April 19th 2021 - October 19, 2021, was six months.  Maybe it didn't turn into more than notes as my thoughts began to drift towards the news around the new pandemic variant that was starting to appear at this time, meaning that I was getting worried that I wouldn't be able to visit my mum again for Christmas as we’d hoped.  

“6 months on, how am I managing with the job change 
A new week - anxious because of targets 
I get nervous when there’s a fresh target for the week or month. So my anxiety starts to rise with a thought and the possibility that I may struggle to get my targets.
My knowledge is much better with the stock. And my understanding of how the systems work for ordering and delivering etc is also a lot better now.
I just have to remember to take my time, take a breath, and ask questions.
I think part of the issue is that I’m used to shoplifters instead of genuine customers, so I’m on edge when we have customers enter the shop. But as soon as I have that first sale of the week under my belt, I’m relieved and the pressure is off.” 

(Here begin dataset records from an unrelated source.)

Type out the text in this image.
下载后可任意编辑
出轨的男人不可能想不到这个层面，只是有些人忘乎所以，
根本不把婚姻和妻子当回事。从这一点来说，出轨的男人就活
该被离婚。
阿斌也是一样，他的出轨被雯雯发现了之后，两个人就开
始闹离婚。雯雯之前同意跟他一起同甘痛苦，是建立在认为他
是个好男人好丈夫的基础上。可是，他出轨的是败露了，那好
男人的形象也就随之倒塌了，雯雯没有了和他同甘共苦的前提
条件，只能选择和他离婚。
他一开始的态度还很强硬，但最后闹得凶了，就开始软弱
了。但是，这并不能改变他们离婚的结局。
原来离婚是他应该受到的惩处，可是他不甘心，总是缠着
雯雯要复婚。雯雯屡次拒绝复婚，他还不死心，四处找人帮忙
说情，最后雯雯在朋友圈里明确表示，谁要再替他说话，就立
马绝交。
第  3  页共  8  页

It seems like I have now been here forever and at the same time, not long at all, which seems weird.


My anxiety was very high for the majority of the first eight months at my new job due to changing jobs as well as the ongoing pandemic.  Fortunately, my anxiety has now lowered as I’ve been doing a lot of work on it, at work and at home. 

The main thing that I’ve been doing is giving the day over to God to control as I can’t.  And I’m NOT meant to.  I’ve grown a lot more patient with sales when nothing much is on the board by Friday morning for me with Saturday often being the day where I’ve made my target that week. 


I’ve even dealt really well with managerial changes as the manager who employed me went to look after another store while that manager went off on a sabbatical to work for a year so we’ve had an interim manager since around July.  He has had to go back to his store early so that he is closer to his family, some of whom have health concerns.  So we now have another interim manager for who knows how long.  

But, I am okay with it because it’s His will and I will learn things from the new manager that I wouldn't have from the previous two.  


Working closely with one of my colleagues twice a week, just the two of us has helped me SO much in the last year, with the job, my mental health and my faith because they are also Christian.  They are so positive that’s fed into me and aided me to work on my mind’s default negative setting.  


I think that’s what made the biggest difference for me these last twelve months, it could be so easy to fall into that negative mindset when there's low footfall and as a result, I’m not hitting my targets.  But, I know now that I CAN close a sale and if people aren't buying, then they're not ready yet, and they want to either check out other places and/or have a think about it.  We respect that.  And, when they’re ready, hopefully, they’ll come back to us because of the exemplary service we gave them.  

I make a point daily and multiple times throughout the day to hand it over to Him.  HIS will be done, not mine.  I do it while I listen to worship music in the morning while I am getting ready for work, on my prayer walk to work and throughout the day.  Whenever I feel myself trying to control things, I hand it over to Him.  It’s not for me to control because He has planned out my life already for me, and looking back, my life wasn't that great when I was in control of it!!  

I can’t believe how much I have learned and grown in the last year.  


My confidence.  My patience.  And, my mindset.  


I knew that I had made progress in all these areas, but it’s only now while I’m writing it all out and reflecting on where I started, just how far I HAVE come.  Just HOW much work I have done to get to where I am today.  

It’s only when we sit down and take stock of where we started that we see how far we have come.  The small daily changes mostly go unseen by us, but others notice them.